The Saint John’s Health Center in Santa Monica has agreed to pay the federal government $5.25 million as part of a settlement agreement regarding allegations that the hospital submitted false inflated claims to the Medicare program for “outlier payments.”

Medicare outlier payments are designed to compensate hospitals for certain services for which the cost of providing care to patients is significantly higher than the rate established for the patients’ diagnoses. Saint John’s officials say that reviews of outlier payments are not uncommon.

The United States Attorney’s Office had alleged that Saint John’s engaged in “turbocharging” by dramatically increasing the charges billed to Medicare for care provided to hospital inpatients that were far in excess of any increase in costs related to that care, a U.S. attorney spokesman said. By allegedly turbocharging from 1996 through 2003, Saint John’s was able to obtain significant amounts of Medicare outlier payments that it was not entitled to receive, the spokesman said.

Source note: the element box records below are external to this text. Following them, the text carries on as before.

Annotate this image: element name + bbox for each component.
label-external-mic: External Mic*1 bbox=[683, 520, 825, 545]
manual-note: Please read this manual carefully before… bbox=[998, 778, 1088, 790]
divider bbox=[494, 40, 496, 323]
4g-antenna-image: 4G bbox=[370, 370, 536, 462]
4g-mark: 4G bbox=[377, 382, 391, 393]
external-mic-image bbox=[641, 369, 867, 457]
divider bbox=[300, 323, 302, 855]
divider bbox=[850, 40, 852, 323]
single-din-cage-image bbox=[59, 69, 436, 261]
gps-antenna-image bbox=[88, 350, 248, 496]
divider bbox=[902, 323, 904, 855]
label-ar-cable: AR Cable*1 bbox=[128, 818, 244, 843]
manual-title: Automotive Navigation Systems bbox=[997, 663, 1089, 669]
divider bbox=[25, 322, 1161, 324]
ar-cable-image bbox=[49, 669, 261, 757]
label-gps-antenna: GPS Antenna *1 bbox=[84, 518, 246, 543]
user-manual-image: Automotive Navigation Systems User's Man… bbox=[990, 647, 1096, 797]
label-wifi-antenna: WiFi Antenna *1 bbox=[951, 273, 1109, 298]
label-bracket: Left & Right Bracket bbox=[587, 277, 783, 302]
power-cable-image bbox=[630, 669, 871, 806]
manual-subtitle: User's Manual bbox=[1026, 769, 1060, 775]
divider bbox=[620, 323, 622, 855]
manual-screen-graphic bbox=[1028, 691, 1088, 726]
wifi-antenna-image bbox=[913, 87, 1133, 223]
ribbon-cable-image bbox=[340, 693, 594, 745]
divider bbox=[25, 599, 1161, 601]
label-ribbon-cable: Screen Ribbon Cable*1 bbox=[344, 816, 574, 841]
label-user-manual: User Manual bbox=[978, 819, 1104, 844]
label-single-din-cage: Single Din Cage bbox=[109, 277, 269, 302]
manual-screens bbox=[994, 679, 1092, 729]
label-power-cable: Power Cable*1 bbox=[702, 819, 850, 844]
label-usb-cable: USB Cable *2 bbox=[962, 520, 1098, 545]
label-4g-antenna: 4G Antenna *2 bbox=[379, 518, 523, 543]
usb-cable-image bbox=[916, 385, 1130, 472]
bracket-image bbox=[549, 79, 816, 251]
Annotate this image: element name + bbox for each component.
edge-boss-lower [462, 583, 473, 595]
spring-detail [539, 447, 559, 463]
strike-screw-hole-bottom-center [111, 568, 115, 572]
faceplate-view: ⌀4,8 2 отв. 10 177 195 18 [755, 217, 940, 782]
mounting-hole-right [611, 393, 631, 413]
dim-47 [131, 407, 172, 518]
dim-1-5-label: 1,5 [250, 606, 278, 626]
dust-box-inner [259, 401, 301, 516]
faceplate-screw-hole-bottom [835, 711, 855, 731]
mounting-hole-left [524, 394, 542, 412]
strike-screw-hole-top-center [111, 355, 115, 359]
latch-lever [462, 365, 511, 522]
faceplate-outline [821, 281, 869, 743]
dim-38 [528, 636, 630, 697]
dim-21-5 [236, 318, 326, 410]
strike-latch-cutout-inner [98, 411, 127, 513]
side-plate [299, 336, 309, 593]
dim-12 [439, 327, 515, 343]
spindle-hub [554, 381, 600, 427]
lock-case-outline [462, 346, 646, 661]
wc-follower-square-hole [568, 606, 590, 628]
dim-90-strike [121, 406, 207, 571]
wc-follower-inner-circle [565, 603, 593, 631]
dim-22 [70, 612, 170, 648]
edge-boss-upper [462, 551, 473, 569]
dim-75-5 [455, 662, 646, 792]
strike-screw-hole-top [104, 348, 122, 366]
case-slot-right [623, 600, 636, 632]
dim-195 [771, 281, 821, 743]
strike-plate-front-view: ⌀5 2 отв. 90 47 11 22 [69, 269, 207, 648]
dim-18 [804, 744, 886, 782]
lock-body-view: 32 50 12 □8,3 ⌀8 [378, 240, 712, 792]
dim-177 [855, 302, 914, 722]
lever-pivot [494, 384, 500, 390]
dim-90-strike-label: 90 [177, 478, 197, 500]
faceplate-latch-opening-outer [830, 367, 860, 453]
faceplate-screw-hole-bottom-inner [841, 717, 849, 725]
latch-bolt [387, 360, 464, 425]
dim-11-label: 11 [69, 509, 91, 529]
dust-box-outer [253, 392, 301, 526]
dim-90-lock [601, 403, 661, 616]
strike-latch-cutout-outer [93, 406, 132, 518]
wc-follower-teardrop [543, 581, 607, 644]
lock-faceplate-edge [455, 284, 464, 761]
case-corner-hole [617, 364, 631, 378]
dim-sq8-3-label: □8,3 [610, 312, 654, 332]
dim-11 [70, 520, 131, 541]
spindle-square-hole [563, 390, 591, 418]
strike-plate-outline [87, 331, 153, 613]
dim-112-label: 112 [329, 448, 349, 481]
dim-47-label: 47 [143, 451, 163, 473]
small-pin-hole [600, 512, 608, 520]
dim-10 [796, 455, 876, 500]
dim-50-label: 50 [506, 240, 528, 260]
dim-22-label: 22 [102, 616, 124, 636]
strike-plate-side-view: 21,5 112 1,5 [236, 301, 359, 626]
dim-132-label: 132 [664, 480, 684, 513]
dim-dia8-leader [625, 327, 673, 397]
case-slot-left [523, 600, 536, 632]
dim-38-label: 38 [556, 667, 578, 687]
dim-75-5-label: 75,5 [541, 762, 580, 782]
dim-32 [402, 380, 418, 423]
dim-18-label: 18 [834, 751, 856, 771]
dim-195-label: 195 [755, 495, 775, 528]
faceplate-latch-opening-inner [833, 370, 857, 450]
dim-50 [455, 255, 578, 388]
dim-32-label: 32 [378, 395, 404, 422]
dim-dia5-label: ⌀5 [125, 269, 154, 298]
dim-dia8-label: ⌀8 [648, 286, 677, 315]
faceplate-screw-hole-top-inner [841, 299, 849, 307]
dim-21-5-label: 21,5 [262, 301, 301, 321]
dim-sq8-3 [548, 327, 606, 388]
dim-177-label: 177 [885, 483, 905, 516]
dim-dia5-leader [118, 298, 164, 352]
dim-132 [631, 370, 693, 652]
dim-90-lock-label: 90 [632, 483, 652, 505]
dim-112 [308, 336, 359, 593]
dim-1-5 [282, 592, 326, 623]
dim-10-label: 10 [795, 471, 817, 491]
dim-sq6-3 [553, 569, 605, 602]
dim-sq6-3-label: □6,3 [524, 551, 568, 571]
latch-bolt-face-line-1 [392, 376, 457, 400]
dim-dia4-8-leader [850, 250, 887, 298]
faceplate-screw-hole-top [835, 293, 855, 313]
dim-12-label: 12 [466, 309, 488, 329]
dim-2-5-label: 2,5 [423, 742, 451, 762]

Under the settlement agreement, Saint John’s agreed to resolve the allegations without an acknowledgment of wrongdoing. The hospital agreed to pay the $5.25 million settlement by Aug. 30.

Saint John’s officials said in a statement that the hospital worked cooperatively with the federal government throughout its review of the hospital’s past outlier payments and is pleased to have reached a conclusion on this matter.

“Saint John’s remains focused on our primary mission to provide breakthrough medicine and inspired healing to the communities we serve,” the hospital statement said.